Under the order, Charter has to provide a transition plan to the state within 60 days.
That deadline, however, could easily be delayed by a court if Charter decides to sue. And if it ends up in the courts, the process could drag on for months or years.
Will Charter sue?
The company isn't showing its hand.
But New York is a big chunk of Charter's national customer base and it's unlikely Charter will go down without a fight in New York.
"Our 11,000 diverse and locally based workers, who serve millions of customers in the state every day, remain focused on delivering faster and better broadband to more New Yorkers, as we promised," Charter spokesman Andrew Russell said in a statement Friday.

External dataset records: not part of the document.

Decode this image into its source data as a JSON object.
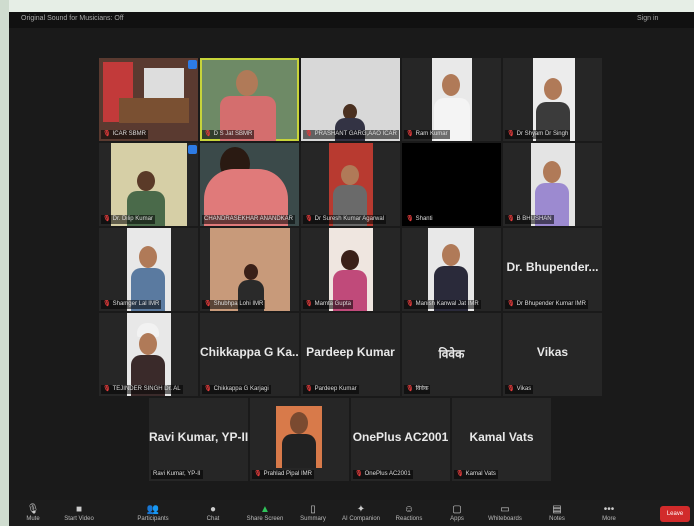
{
  "topbar": {
    "sound_label": "Original Sound for Musicians: Off",
    "signin": "Sign in"
  },
  "tiles": [
    {
      "caption": "ICAR SBMR",
      "big": ""
    },
    {
      "caption": "D S Jat SBMR",
      "big": ""
    },
    {
      "caption": "PRASHANT GARG,AAO ICAR",
      "big": ""
    },
    {
      "caption": "Ram Kumar",
      "big": ""
    },
    {
      "caption": "Dr Shyam Dr Singh",
      "big": ""
    },
    {
      "caption": "Dr. Dilip Kumar",
      "big": ""
    },
    {
      "caption": "CHANDRASEKHAR ANANDKAR",
      "big": ""
    },
    {
      "caption": "Dr Suresh Kumar Agarwal",
      "big": ""
    },
    {
      "caption": "Shanti",
      "big": ""
    },
    {
      "caption": "B BHUSHAN",
      "big": ""
    },
    {
      "caption": "Shamger Lal IMR",
      "big": ""
    },
    {
      "caption": "Shubhpa Lohi IMR",
      "big": ""
    },
    {
      "caption": "Mamta Gupta",
      "big": ""
    },
    {
      "caption": "Manish Kanwal Jat IMR",
      "big": ""
    },
    {
      "caption": "Dr Bhupender Kumar IMR",
      "big": "Dr. Bhupender..."
    },
    {
      "caption": "TEJINDER SINGH Dr. AL",
      "big": ""
    },
    {
      "caption": "Chikkappa G Karjagi",
      "big": "Chikkappa G Ka..."
    },
    {
      "caption": "Pardeep Kumar",
      "big": "Pardeep Kumar"
    },
    {
      "caption": "विवेक",
      "big": "विवेक"
    },
    {
      "caption": "Vikas",
      "big": "Vikas"
    },
    {
      "caption": "Ravi Kumar, YP-II",
      "big": "Ravi Kumar, YP-II"
    },
    {
      "caption": "Prahlad Pipal IMR",
      "big": ""
    },
    {
      "caption": "OnePlus AC2001",
      "big": "OnePlus AC2001"
    },
    {
      "caption": "Kamal Vats",
      "big": "Kamal Vats"
    }
  ],
  "toolbar": [
    {
      "label": "Mute",
      "icon": "microphone-icon",
      "glyph": "🎙"
    },
    {
      "label": "Start Video",
      "icon": "video-camera-icon",
      "glyph": "■"
    },
    {
      "label": "Participants",
      "icon": "participants-icon",
      "glyph": "👥"
    },
    {
      "label": "Chat",
      "icon": "chat-icon",
      "glyph": "●"
    },
    {
      "label": "Share Screen",
      "icon": "share-screen-icon",
      "glyph": "▲"
    },
    {
      "label": "Summary",
      "icon": "summary-icon",
      "glyph": "▯"
    },
    {
      "label": "AI Companion",
      "icon": "ai-companion-icon",
      "glyph": "✦"
    },
    {
      "label": "Reactions",
      "icon": "reactions-icon",
      "glyph": "☺"
    },
    {
      "label": "Apps",
      "icon": "apps-icon",
      "glyph": "▢"
    },
    {
      "label": "Whiteboards",
      "icon": "whiteboard-icon",
      "glyph": "▭"
    },
    {
      "label": "Notes",
      "icon": "notes-icon",
      "glyph": "▤"
    },
    {
      "label": "More",
      "icon": "more-icon",
      "glyph": "•••"
    }
  ],
  "leave_label": "Leave",
  "colors": {
    "accent": "#c7d43a",
    "leave": "#d22b2b",
    "mic_muted": "#e23b3b",
    "pinned": "#2d7be5"
  }
}
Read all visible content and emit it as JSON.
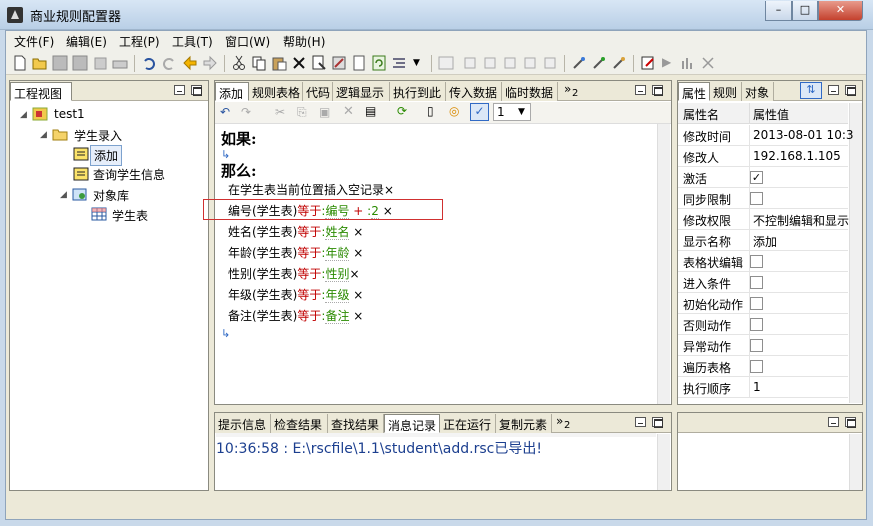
{
  "window": {
    "title": "商业规则配置器",
    "buttons": {
      "minimize": "–",
      "maximize": "□",
      "close": "✕"
    }
  },
  "menu": [
    "文件(F)",
    "编辑(E)",
    "工程(P)",
    "工具(T)",
    "窗口(W)",
    "帮助(H)"
  ],
  "toolbar": {
    "icons": [
      "new-icon",
      "open-icon",
      "save-icon",
      "save-disabled-icon",
      "save-all-icon",
      "print-icon",
      "undo-icon",
      "redo-icon",
      "back-icon",
      "forward-icon",
      "cut-icon",
      "copy-icon",
      "paste-icon",
      "delete-icon",
      "properties-icon",
      "tool-icon",
      "doc-icon",
      "refresh-icon",
      "list-icon",
      "dropdown-icon",
      "grid-disabled-icon",
      "a1-icon",
      "a2-icon",
      "a3-icon",
      "a4-icon",
      "a5-icon",
      "wand1-icon",
      "wand2-icon",
      "wand3-icon",
      "edit-icon",
      "play-icon",
      "bars-icon",
      "tools-icon"
    ]
  },
  "project_view": {
    "title": "工程视图",
    "tree": {
      "root": "test1",
      "student_entry": "学生录入",
      "add": "添加",
      "query": "查询学生信息",
      "object_lib": "对象库",
      "student_table": "学生表"
    }
  },
  "editor": {
    "tabs": [
      "添加",
      "规则表格",
      "代码",
      "逻辑显示",
      "执行到此",
      "传入数据",
      "临时数据"
    ],
    "overflow": "»",
    "overflow_count": "2",
    "zoom_value": "1",
    "if_label": "如果:",
    "then_label": "那么:",
    "lines": [
      {
        "text": "在学生表当前位置插入空记录"
      },
      {
        "field": "编号(学生表)",
        "op": "等于",
        "value": "编号",
        "extra_op": "+",
        "extra_val": "2"
      },
      {
        "field": "姓名(学生表)",
        "op": "等于",
        "value": "姓名"
      },
      {
        "field": "年龄(学生表)",
        "op": "等于",
        "value": "年龄"
      },
      {
        "field": "性别(学生表)",
        "op": "等于",
        "value": "性别"
      },
      {
        "field": "年级(学生表)",
        "op": "等于",
        "value": "年级"
      },
      {
        "field": "备注(学生表)",
        "op": "等于",
        "value": "备注"
      }
    ],
    "x_mark": "×",
    "colon": ":"
  },
  "bottom": {
    "tabs": [
      "提示信息",
      "检查结果",
      "查找结果",
      "消息记录",
      "正在运行",
      "复制元素"
    ],
    "overflow": "»",
    "overflow_count": "2",
    "log_line": "10:36:58 : E:\\rscfile\\1.1\\student\\add.rsc已导出!"
  },
  "properties": {
    "tabs": [
      "属性",
      "规则",
      "对象"
    ],
    "col_name": "属性名",
    "col_value": "属性值",
    "rows": [
      {
        "name": "修改时间",
        "value": "2013-08-01 10:3"
      },
      {
        "name": "修改人",
        "value": "192.168.1.105"
      },
      {
        "name": "激活",
        "check": true
      },
      {
        "name": "同步限制",
        "check": false
      },
      {
        "name": "修改权限",
        "value": "不控制编辑和显示"
      },
      {
        "name": "显示名称",
        "value": "添加"
      },
      {
        "name": "表格状编辑",
        "check": false
      },
      {
        "name": "进入条件",
        "check": false
      },
      {
        "name": "初始化动作",
        "check": false
      },
      {
        "name": "否则动作",
        "check": false
      },
      {
        "name": "异常动作",
        "check": false
      },
      {
        "name": "遍历表格",
        "check": false
      },
      {
        "name": "执行顺序",
        "value": "1"
      }
    ]
  },
  "colors": {
    "accent_blue": "#316ac5",
    "highlight_red": "#d03030",
    "rule_red": "#c00000",
    "rule_green": "#2a8a00"
  }
}
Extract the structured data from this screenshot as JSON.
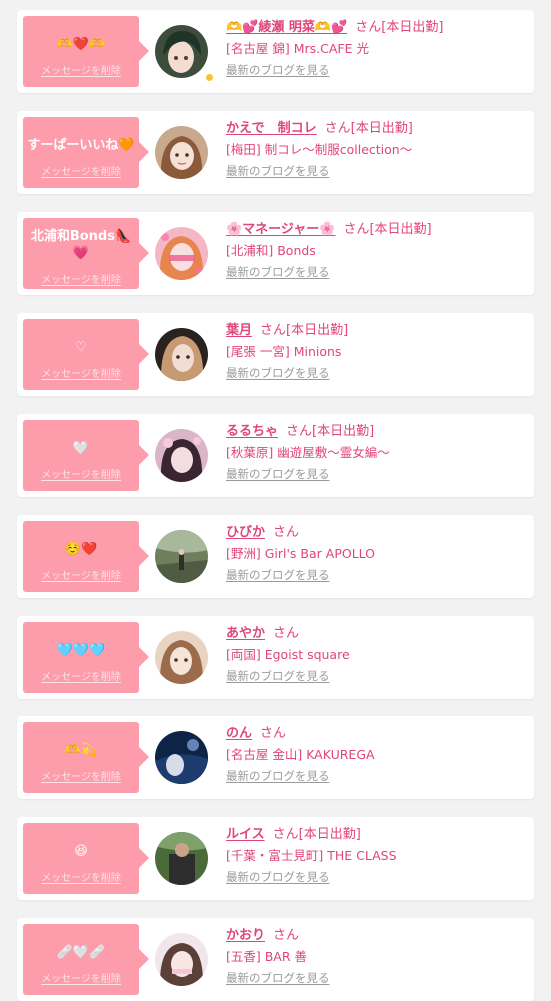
{
  "delete_label": "メッセージを削除",
  "blog_label": "最新のブログを見る",
  "san": "さん",
  "cards": [
    {
      "message": "🫶❤️🫶",
      "name": "🫶💕綾瀬 明菜🫶💕",
      "badge": "[本日出勤]",
      "shop": "[名古屋 錦] Mrs.CAFE 光"
    },
    {
      "message": "すーぱーいいね🧡",
      "name": "かえで　制コレ",
      "badge": "[本日出勤]",
      "shop": "[梅田] 制コレ〜制服collection〜"
    },
    {
      "message": "北浦和Bonds👠💗",
      "name": "🌸マネージャー🌸",
      "badge": "[本日出勤]",
      "shop": "[北浦和] Bonds"
    },
    {
      "message": "♡",
      "name": "葉月",
      "badge": "[本日出勤]",
      "shop": "[尾張 一宮] Minions"
    },
    {
      "message": "🤍",
      "name": "るるちゃ",
      "badge": "[本日出勤]",
      "shop": "[秋葉原] 幽遊屋敷〜霊女編〜"
    },
    {
      "message": "☺️❤️",
      "name": "ひびか",
      "badge": "",
      "shop": "[野洲] Girl's Bar APOLLO"
    },
    {
      "message": "🩵🩵🩵",
      "name": "あやか",
      "badge": "",
      "shop": "[両国] Egoist square"
    },
    {
      "message": "🫶💫",
      "name": "のん",
      "badge": "",
      "shop": "[名古屋 金山] KAKUREGA"
    },
    {
      "message": "😆",
      "name": "ルイス",
      "badge": "[本日出勤]",
      "shop": "[千葉・富士見町] THE CLASS"
    },
    {
      "message": "🩹🤍🩹",
      "name": "かおり",
      "badge": "",
      "shop": "[五香] BAR 善"
    }
  ],
  "colors": {
    "bubble": "#fd9cab",
    "accent": "#e0457c",
    "muted": "#9a9a9a",
    "background": "#f2f2f2"
  }
}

Russell declined to answer any follow-up questions.
What's Cuomo saying?
Gov. Andrew Cuomo appoints the members of the Public Service Commission, and the Democratic governor has previously been publicly supportive of its hardline stance against Charter's internet rollout.
"These companies have to live up to their commitment, whether they're big or whether they're small," Cuomo said in May. "I'm tired of there being two sets of rules where large corporations get away with abuses because they're big and they're powerful and they're threatening."
Cuomo also referred to the ongoing battle with Charter when a NY1 reporter pressed the governor last week on how his political campaign counted small donors, though a spokeswoman for Cuomo later said he was joking.
NY1, a 24-hour news channel in New York City, is owned by Charter.
"I don't want to argue with you," Cuomo told the reporter. "I already have a lawsuit with your station, as you know."